Abstract of the project:
Based on a newly discovered phenomenon in solid-state structures by the Project team - a magnetically controlled surface current in solid-state structures, which is a linear and odd function of the supply and magnetic field, a new non-destructive method for Surface characterization is proposed. This current, apart from providing a novel consistent interpretation of the classical Hall effect, is highly sensitive to the boundary conditions. Its behaviour is related with the defects, dislocations, dopant states, deformations and so on, available there. This exceptionally important peculiarity of the new effect provides to examination the properties of the crystal structures surface, such as, semiconductor ones.
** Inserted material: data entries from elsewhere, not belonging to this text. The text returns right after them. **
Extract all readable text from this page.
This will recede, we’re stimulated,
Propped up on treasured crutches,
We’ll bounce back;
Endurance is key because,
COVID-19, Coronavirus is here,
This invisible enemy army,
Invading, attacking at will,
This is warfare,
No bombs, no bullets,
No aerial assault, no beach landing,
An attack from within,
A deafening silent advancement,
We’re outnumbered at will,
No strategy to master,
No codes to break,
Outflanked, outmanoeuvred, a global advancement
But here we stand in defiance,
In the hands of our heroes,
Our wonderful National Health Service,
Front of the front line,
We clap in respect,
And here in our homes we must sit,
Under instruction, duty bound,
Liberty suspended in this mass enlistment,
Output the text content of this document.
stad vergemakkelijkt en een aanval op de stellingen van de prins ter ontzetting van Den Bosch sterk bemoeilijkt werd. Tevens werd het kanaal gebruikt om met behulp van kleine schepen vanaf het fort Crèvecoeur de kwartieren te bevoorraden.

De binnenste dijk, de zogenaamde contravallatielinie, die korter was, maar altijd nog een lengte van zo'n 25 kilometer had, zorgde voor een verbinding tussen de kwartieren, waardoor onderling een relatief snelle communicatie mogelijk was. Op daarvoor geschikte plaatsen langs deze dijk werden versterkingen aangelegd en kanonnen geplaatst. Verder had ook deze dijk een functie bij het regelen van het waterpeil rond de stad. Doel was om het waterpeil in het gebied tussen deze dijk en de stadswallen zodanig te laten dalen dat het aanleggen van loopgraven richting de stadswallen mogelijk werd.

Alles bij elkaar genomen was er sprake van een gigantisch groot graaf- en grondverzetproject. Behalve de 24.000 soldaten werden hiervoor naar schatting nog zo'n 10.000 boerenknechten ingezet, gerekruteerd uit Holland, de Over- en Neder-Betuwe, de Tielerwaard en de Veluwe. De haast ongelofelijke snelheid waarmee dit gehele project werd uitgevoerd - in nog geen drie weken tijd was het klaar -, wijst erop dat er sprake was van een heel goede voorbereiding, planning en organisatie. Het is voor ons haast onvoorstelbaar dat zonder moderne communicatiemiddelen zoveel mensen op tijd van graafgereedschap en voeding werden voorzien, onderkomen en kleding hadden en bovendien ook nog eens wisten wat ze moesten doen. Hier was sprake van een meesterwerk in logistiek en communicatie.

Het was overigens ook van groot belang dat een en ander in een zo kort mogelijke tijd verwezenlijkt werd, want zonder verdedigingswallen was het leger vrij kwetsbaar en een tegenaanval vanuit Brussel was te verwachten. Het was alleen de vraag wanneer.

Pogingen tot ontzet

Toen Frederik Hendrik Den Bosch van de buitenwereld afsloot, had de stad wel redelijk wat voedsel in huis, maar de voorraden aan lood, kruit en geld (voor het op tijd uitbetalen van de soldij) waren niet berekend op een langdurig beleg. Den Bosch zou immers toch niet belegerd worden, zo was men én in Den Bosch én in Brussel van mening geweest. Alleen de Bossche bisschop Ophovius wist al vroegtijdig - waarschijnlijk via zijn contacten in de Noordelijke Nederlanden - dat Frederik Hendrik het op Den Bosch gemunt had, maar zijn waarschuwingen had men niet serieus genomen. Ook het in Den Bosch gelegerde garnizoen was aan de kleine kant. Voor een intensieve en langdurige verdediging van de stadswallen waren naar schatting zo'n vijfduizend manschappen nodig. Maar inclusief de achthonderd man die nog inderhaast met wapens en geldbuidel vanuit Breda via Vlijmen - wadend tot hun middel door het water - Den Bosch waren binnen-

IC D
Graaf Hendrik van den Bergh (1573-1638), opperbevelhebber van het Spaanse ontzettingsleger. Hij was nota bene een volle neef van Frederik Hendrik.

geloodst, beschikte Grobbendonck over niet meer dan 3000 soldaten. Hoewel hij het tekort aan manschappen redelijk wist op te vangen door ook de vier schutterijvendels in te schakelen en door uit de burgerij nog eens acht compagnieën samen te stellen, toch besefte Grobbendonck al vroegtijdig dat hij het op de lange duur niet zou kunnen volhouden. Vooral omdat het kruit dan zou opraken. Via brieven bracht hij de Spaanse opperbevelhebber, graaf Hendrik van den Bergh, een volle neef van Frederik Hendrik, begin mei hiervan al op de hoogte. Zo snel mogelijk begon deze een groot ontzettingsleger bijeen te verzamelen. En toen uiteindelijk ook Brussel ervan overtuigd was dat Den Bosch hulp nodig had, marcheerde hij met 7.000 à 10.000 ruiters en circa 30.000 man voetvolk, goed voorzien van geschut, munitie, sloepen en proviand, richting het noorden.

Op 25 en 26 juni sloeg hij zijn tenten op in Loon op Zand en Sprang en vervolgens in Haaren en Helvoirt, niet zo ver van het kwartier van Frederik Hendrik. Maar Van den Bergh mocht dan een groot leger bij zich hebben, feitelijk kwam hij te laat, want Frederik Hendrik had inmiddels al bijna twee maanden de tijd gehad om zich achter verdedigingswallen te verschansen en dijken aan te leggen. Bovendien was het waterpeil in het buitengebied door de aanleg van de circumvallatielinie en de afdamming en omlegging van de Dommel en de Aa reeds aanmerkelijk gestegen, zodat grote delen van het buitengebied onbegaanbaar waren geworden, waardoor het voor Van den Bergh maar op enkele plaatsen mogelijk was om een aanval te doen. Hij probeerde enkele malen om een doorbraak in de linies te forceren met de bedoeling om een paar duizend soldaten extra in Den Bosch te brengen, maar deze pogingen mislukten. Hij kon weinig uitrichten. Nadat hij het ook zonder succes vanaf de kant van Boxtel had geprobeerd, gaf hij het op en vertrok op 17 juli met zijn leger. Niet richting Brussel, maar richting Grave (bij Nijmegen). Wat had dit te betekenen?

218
The preliminary results with silicon samples show that deformations change in a specific way the magnetically controlled current. The identification of the surface state will be performed using the individual peculiarities of the dependence of the surface current on the magnetic field, stored in an experimental database. The new method consists in the measurement of the surface current in the structures by two ohmic contacts, located on the investigated substrate plane. The individual boundary regions will be scanned by shifting of these probes along this surface, and information about the adequateness of the relevant silicon wafer used for micro- and nano-technology processes will be obtained. The implementation of the novel non-destructive approach will provide to overcome a significant part of the drawbacks of the similar methods used so far, such as high temperature, preliminary information about surface electrons and holes mobility, data about the „quick” and „slow” states, use of model coefficients in the final result and more. The suggested approach provides the possibility for experimental investigation of surfaces with previously unknown properties, which is one of its key advantages. The simplicity of the circuitry and the clear theoretical background of the new method warrant its wide research and industrial applicability.
Project objectives and hypotheses
The objective of the project is to propose a new, applicable mainly in the semiconductor structures for surface investigation of solid-state structures in wide temperature range, which is based on the strong sensitivity of the magnetically controlled surface current generated by the state of this surface. This objective is also aimed at establishment and future development of the scientific capacity of the Institute of Systems Engineering and Robotics – BAS, in such perspective fields like sensorics, microsystems, and nano-science through implementation of the tasks specified under the Project. The scientific hypothesis is: Scientific and experimental implementation of a new original and innovative non-destructive method, applicable in micro- and nano- technology, for surface investigation of solid-state structures by magnetically controlled surface current within a wide temperature range. This approach will provide to overcome a material part of the problems and drawbacks of the used methods. The simplicity of the experimental setting and the clear theoretical background of the suggested innovation justify its realism and warrant a wide applicability and potential in Surface science. The proposed method provides the possibility for experimental investigation of surfaces with previously unknown properties, which is one of its key advantages. The above described magnetically controlled surface current will be in the basis of an original and innovative non-destructive method for surface investigation, which is expected to have indisputable advantages, and will be an important practical applicability.
Research methodology and techniques
The research methods, associated with this project, are based on the interaction of magnetic field with the kinetics of charge carriers, located in near-surface areas of semiconductor structures. The electrical, galvanomagnetic and temperature studies of magnetically-controlled surface current are key to achieving the goals of the project. The used techniques will include magnetic measurements by electromagnet with adjustable induction up to 3T and water cooling, as well as precision measuring tools and instruments for current, voltage, impedance, frequency and temperature. As a determining parameter, the magnetic field will be measured by three-component magnetic probe. The temperature experiments will be carried out by means of a cryostat with adjustable temperature ranging from -200 ° C to + 100 ° C. As coolant, liquefied nitrogen will be used.